That’s all you can think when you read HHS’s recent announcement that it may exempt the church from having to pay for contraceptive services, counseling to use them and sterilizations under the new health reform in certain circumstances. As planned now, HHS would limit the right of the church not to pay for such services in limited instances, such as when the employees involved are teaching religion and in cases where the people served are primarily Catholic.
HHS’s regulation conveniently ignores the underlying principle of Catholic charitable actions: we help people because we are Catholic, not because our clients are. There is no need to show your baptismal certificate in the hospital emergency room, the parish food pantry, the diocesan drug rehab program or any place else the church offers help.

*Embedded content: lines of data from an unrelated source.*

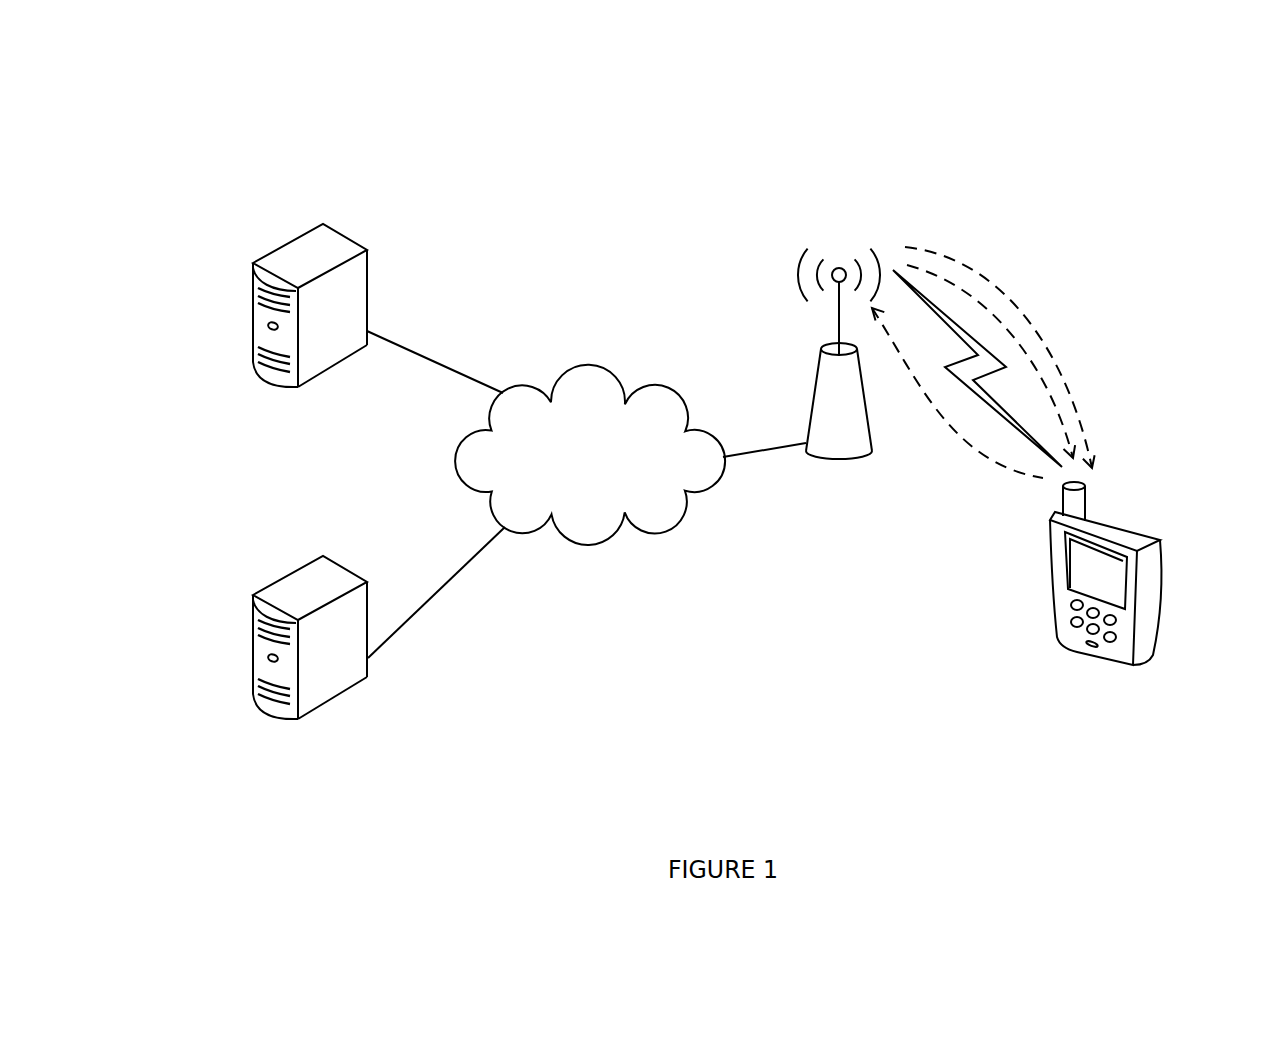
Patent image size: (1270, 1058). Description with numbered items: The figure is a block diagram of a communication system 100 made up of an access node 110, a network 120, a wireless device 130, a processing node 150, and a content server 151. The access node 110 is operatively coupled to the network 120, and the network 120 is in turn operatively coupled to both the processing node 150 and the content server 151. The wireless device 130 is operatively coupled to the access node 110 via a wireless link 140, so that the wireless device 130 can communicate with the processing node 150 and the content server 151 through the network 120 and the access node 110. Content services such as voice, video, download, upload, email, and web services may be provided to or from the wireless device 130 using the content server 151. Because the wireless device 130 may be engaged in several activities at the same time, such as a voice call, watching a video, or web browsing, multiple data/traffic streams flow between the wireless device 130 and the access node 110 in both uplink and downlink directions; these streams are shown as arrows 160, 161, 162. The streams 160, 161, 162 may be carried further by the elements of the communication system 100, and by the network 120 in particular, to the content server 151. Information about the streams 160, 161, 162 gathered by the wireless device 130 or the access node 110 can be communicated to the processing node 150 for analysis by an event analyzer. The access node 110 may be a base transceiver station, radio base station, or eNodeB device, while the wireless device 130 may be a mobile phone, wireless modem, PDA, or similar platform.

The communication system 100 is at (233, 80).
The access node 110 is at (852, 460).
The network 120 is at (572, 486).
The wireless device 130 is at (1147, 655).
The wireless link 140 is at (931, 302).
The processing node 150 is at (324, 698).
The content server 151 is at (324, 366).
The data/traffic stream 160 is at (1058, 423).
The data/traffic stream 161 is at (1087, 440).
The data/traffic stream 162 is at (1030, 478).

With its new regulation, HHS seeks to force church institutions to buy contraceptives, including drugs that can disrupt an existing pregnancy through insurance they offer their own employees. This is part of HHS’s anticipated list of preventive services for women, which private insurance programs must provide under the new health reform law.
The exemption is limited, to say the least. The pastor in the Catholic parish does not have to buy the Pill for his employees, but the religious order that runs a Catholic hospital has to foot the bill for surgical sterilizations. Moreover, diocesan Catholic Charities agencies have to use money that would be better spent on feeding the poor to underwrite services that violate church teachings.
Whatever you think of artificial birth control, HHS’s command that everyone, including churches, must pay for it exalts ideology over conscience and common sense.
Perhaps HHS is unduly influenced by lobbyists. No surprise there. Certainly, a major lobbyist is Planned Parenthood, the nation’s chief proponent of contraceptive services. Contraceptive services make a lot of money for Planned Parenthood clinics, which (again no surprise) provide the ”services” HHS has mandated.
HHS and Planned Parenthood are narrow in focus. Respect for religious rights is not likely a key concern for them. However, it ought to be a key concern for President Obama, who last year promised to respect religious rights as he garnered support from the church community to pass the health care reform act.
To assuage concerns, President Obama went so far as to issue an executive order promising that the health care reform act would not fund abortion or force people and institutions to violate their consciences. HHS is on its way to violating that promise. For the sake of basic integrity–the president keeping his word and for the protection of the right to religious freedom–the president needs to speak up now.